Search code examples
databaseocrkofax

Search with a Database Locator on a single column with correct confidence?


I've been using Kofax Transformation Modules for 3 years and I'm still not sure how the Database Locator works.

I have a very simple database, with a bunch of columns. I have a very simple PDF document, OCR is done.

I want to retrieve one record from the database, based on the value of a single column. So if a value from this column is found on the document, I want the database locator to return the corresponding record, with 100% confidence (or whatever the OCR confidence is for this single value).

And last but not least, I want this confidence to work with the "minimum confidence" I set in the database locator's properties (general tab).

But it doesn't seem possible.
See, my PDF document contains a value, read by OCR, that is a 100% match for the database column.
The locator returns the record with a so-called 100% confidence, since I set the search mask on that single column.

But if I put the minimum confidence to anything higher than 34%, the record is not returned.

Why is that?
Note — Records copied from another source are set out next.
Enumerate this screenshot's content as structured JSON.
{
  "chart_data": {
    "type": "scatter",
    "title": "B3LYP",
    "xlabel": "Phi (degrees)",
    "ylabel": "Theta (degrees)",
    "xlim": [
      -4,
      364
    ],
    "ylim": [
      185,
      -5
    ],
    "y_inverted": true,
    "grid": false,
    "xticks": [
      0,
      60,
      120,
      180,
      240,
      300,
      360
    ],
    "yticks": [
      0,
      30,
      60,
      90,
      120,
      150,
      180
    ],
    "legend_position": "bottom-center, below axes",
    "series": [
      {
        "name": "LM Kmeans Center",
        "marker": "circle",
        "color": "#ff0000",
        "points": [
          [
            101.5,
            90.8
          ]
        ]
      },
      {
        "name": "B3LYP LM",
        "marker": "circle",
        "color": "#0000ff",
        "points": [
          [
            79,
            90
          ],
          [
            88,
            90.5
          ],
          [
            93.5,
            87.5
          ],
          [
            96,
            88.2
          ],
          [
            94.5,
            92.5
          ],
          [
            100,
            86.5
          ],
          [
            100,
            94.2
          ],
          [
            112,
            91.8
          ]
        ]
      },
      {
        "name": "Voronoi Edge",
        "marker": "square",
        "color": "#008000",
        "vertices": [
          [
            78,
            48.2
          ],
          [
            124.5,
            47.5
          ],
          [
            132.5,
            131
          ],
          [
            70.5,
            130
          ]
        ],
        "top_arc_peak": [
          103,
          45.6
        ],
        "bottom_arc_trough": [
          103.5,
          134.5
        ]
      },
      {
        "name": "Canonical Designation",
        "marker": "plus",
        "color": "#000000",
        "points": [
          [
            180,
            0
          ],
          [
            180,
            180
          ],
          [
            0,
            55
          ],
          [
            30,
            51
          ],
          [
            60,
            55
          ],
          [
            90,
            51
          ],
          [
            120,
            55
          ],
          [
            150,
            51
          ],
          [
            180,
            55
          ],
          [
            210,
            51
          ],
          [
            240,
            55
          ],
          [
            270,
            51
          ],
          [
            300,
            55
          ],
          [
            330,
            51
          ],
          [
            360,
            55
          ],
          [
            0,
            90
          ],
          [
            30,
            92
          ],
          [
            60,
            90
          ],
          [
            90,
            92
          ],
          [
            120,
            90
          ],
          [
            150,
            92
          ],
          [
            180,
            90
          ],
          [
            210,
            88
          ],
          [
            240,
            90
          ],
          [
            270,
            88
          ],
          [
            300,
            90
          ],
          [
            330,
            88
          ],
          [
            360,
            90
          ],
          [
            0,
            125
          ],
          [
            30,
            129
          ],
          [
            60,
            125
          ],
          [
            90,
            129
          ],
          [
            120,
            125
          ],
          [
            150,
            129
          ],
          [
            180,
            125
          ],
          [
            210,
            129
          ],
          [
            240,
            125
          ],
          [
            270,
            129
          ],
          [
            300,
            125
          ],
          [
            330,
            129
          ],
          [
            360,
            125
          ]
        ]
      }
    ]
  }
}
How can it be fixed?
Do I really have to use a script locator to do what I want, which doesn't seem that complicated?


Solution

  • Unintuitive Confidence Value

    When the Database Locator runs, it tries to find find records that best match the document OCR. The key to the behavior you see is that it first does the actual fuzzy search, returning records that meet the minimum confidence, and then the locator itself does additional processing: increasing or decreasing the confidence of records depending on whether they meet the Fields, Search Masks, or Regions settings defined in the locator.

    The up side to this behavior is memory and processing efficiency. The core fuzzy search index can quickly determine which records that meet the initial confidence threshold, then the Database Locator only needs to load those into memory and do the post processing. The alternative would be that all records would need to be loaded to do post processing just in case the post processing pushed the confidence above the threshold. That would be more intuitive, but less efficient.
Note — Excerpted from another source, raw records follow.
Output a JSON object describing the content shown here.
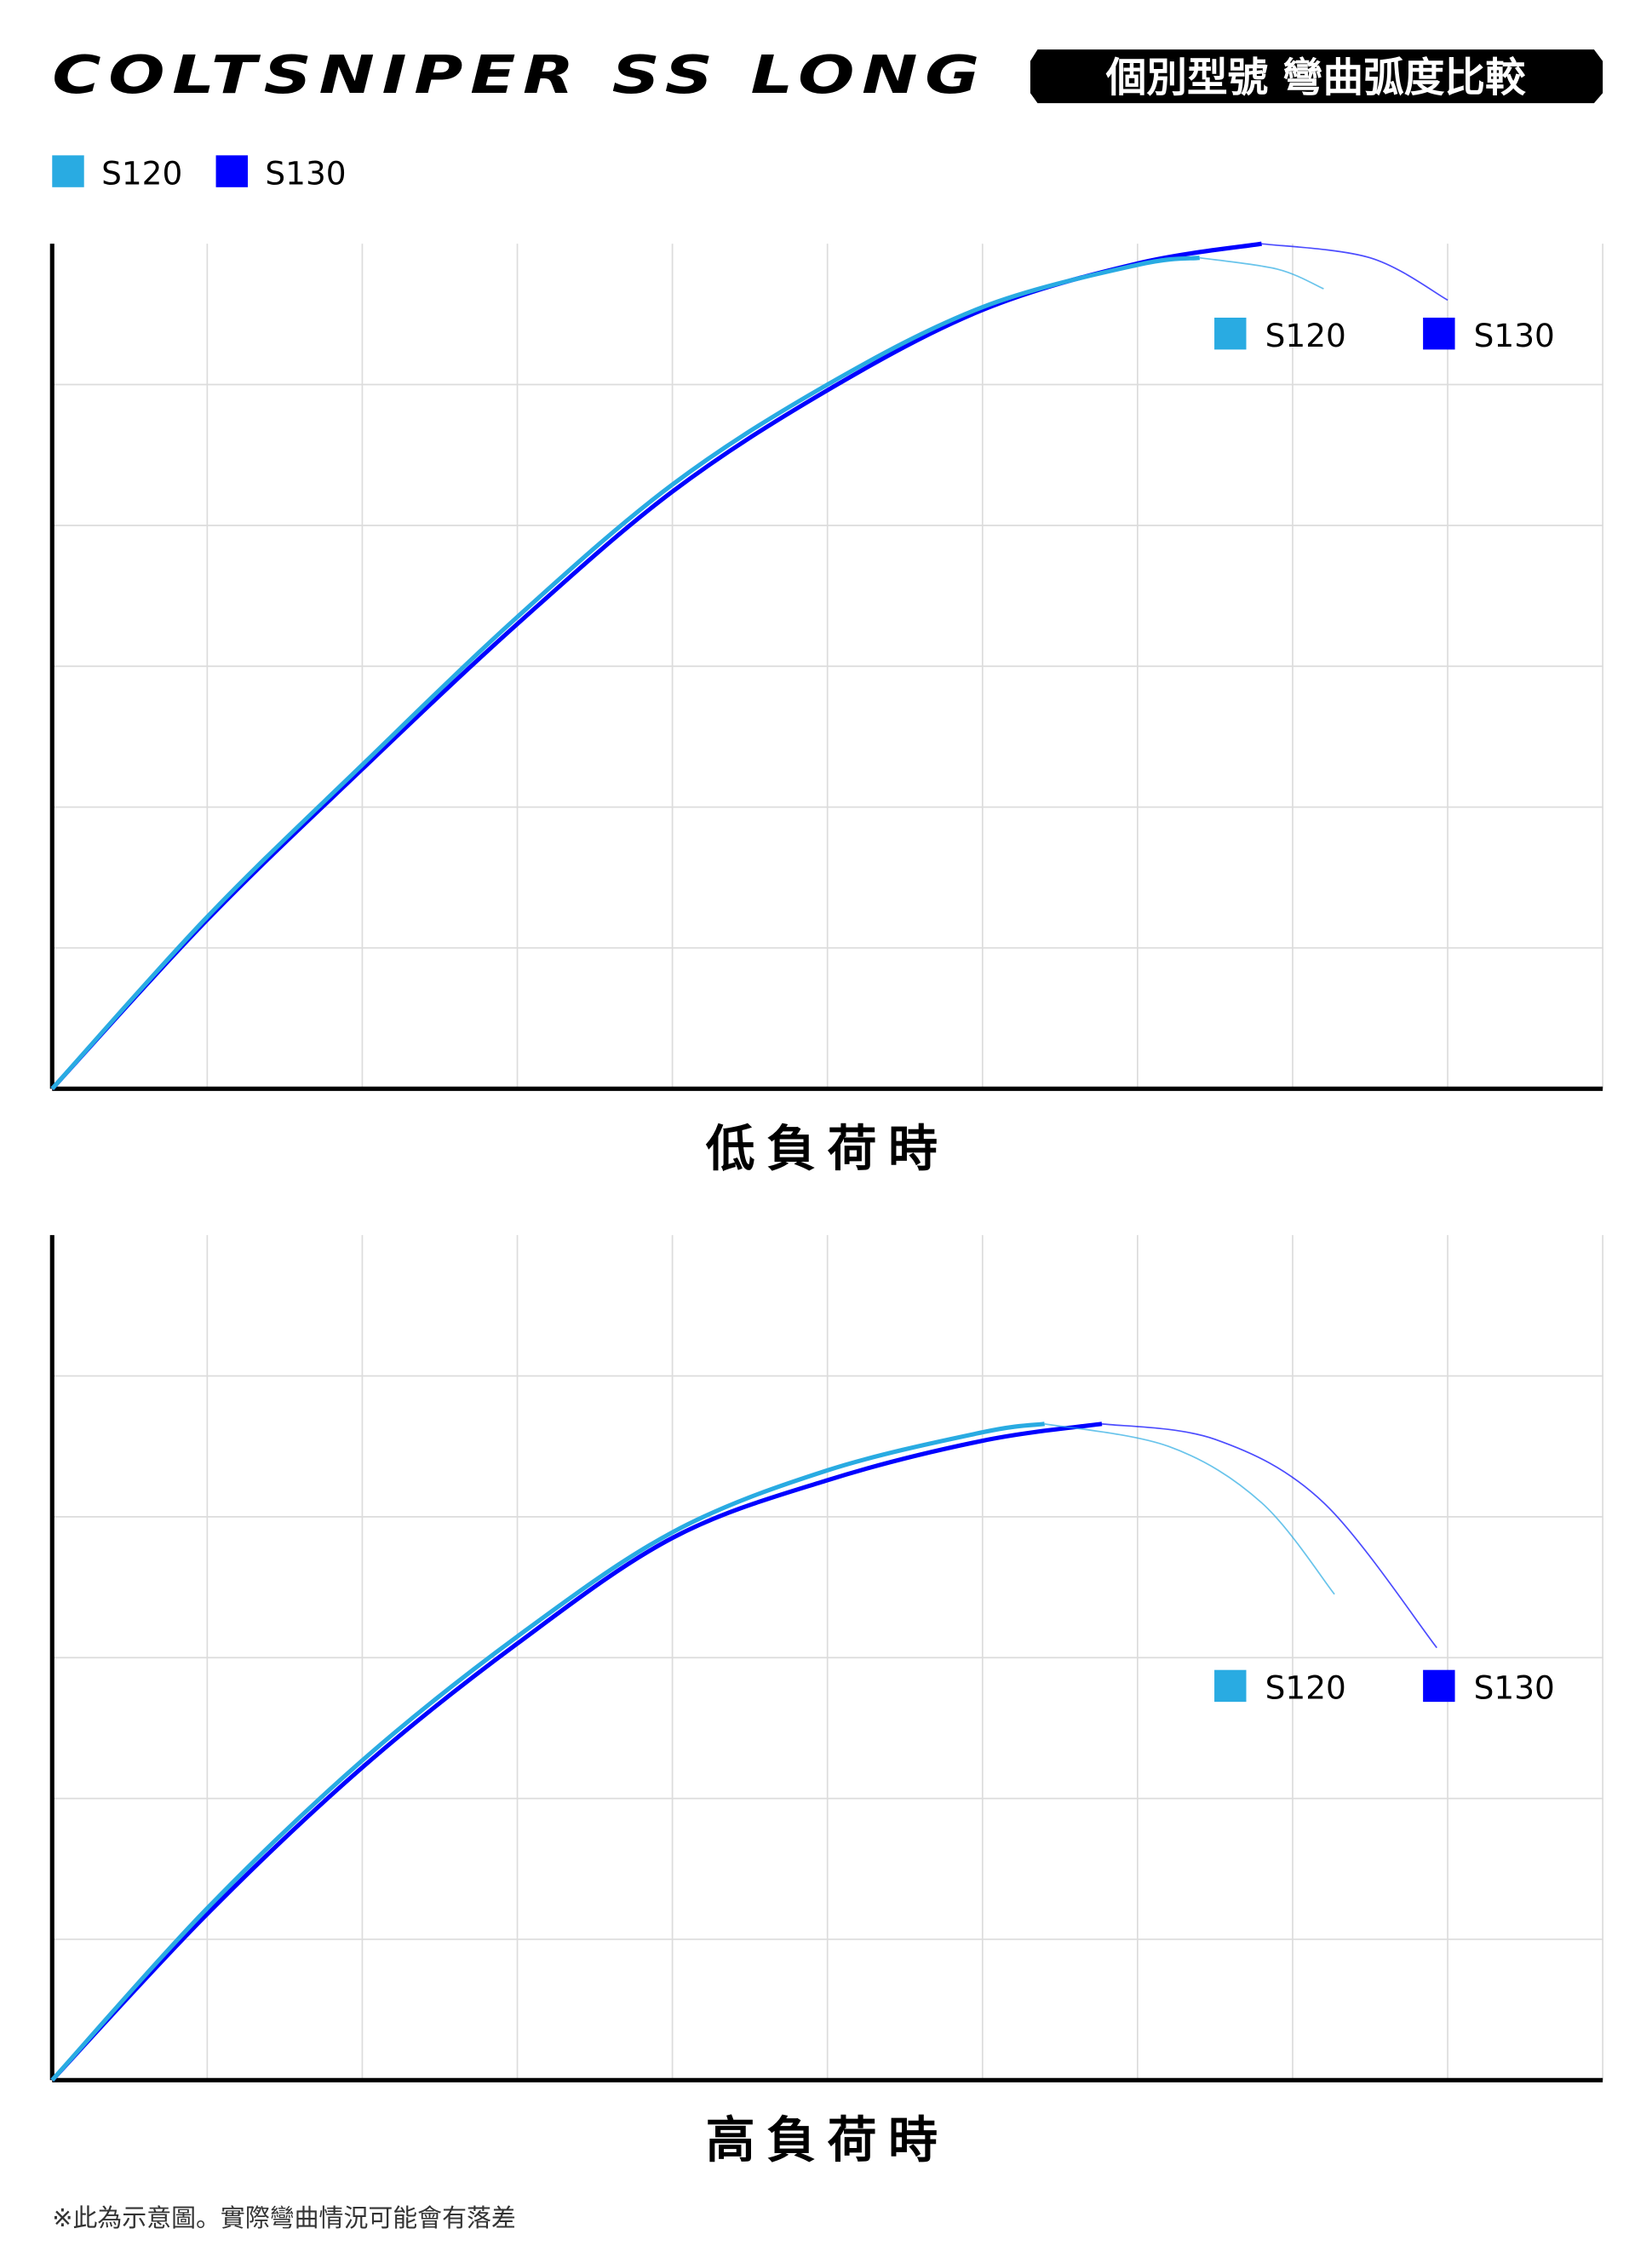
{
  "header": {
    "logo_text": "COLTSNIPER SS LONG",
    "badge": "個別型號 彎曲弧度比較"
  },
  "legend": [
    {
      "label": "S120",
      "color": "#29abe2"
    },
    {
      "label": "S130",
      "color": "#0000ff"
    }
  ],
  "footnote": "※此為示意圖。實際彎曲情況可能會有落差",
  "chart_data": [
    {
      "type": "line",
      "title": "低負荷時",
      "grid": true,
      "xlim": [
        0,
        10
      ],
      "ylim": [
        0,
        6
      ],
      "legend_position": "top-right",
      "series": [
        {
          "name": "S120",
          "color": "#29abe2",
          "x": [
            0,
            1,
            2,
            3,
            4,
            5,
            6,
            7,
            7.4,
            7.9,
            8.2
          ],
          "y": [
            0,
            1.22,
            2.3,
            3.35,
            4.29,
            5.0,
            5.55,
            5.85,
            5.9,
            5.82,
            5.68
          ]
        },
        {
          "name": "S130",
          "color": "#0000ff",
          "x": [
            0,
            1,
            2,
            3,
            4,
            5,
            6,
            7,
            7.8,
            8.5,
            9
          ],
          "y": [
            0,
            1.2,
            2.27,
            3.3,
            4.24,
            4.96,
            5.53,
            5.86,
            6.0,
            5.9,
            5.6
          ]
        }
      ]
    },
    {
      "type": "line",
      "title": "高負荷時",
      "grid": true,
      "xlim": [
        0,
        10
      ],
      "ylim": [
        0,
        6
      ],
      "legend_position": "right",
      "series": [
        {
          "name": "S120",
          "color": "#29abe2",
          "x": [
            0,
            1,
            2,
            3,
            4,
            5,
            6,
            6.4,
            7.2,
            7.8,
            8.27
          ],
          "y": [
            0,
            1.22,
            2.27,
            3.15,
            3.89,
            4.33,
            4.6,
            4.66,
            4.5,
            4.1,
            3.45
          ]
        },
        {
          "name": "S130",
          "color": "#0000ff",
          "x": [
            0,
            1,
            2,
            3,
            4,
            5,
            6,
            6.77,
            7.5,
            8.2,
            8.93
          ],
          "y": [
            0,
            1.18,
            2.22,
            3.1,
            3.85,
            4.26,
            4.54,
            4.66,
            4.55,
            4.1,
            3.07
          ]
        }
      ]
    }
  ]
}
    Possible Configuration Improvement

    If you only intend to search on that one column, and the other columns are just data you want returned, then make sure that column is the only one indexed. When you open the properties of the database, it shows the field names with checkboxes. Any fields that are checked are indexed and are part of what the locator will try to find on the document. You could be getting lower confidence if you have a bunch of fields checked that aren't actually on the document, especially if you also have a non-zero value for the locator setting "Penalty for empty fields".

    When using KSMS, the indexed columns cannot be changed in Project Builder since KSMS is building and serving the index. Instead open the Import Settings of the database within KSMS Administration and see that there is a "Columns to Use" section of checkboxes. If you configured the database by uploading a file rather than pointing to a UNC path, you will need to upload it again to be able to change which columns were indexed.

    Context

    For anyone reading this as a traditional database question: A "database" in this context in KTM takes records from CSV or relational database and indexes them for fuzzy matching. This core fuzzy search functionality is used in a few ways, one of which is the Database Locator.

    Documentation mentioning Database Locator processing separately from fuzzy search: The scripting help topic "Database Lookup in Specific Columns" shows how to use the fuzzy search from script (From a script window: Help>Scripting Help, then Script Samples > Database Lookup in Specific Columns), but it also has some mention of the fuzzy search itself as separate from some of the other settings handled by the Database Locator.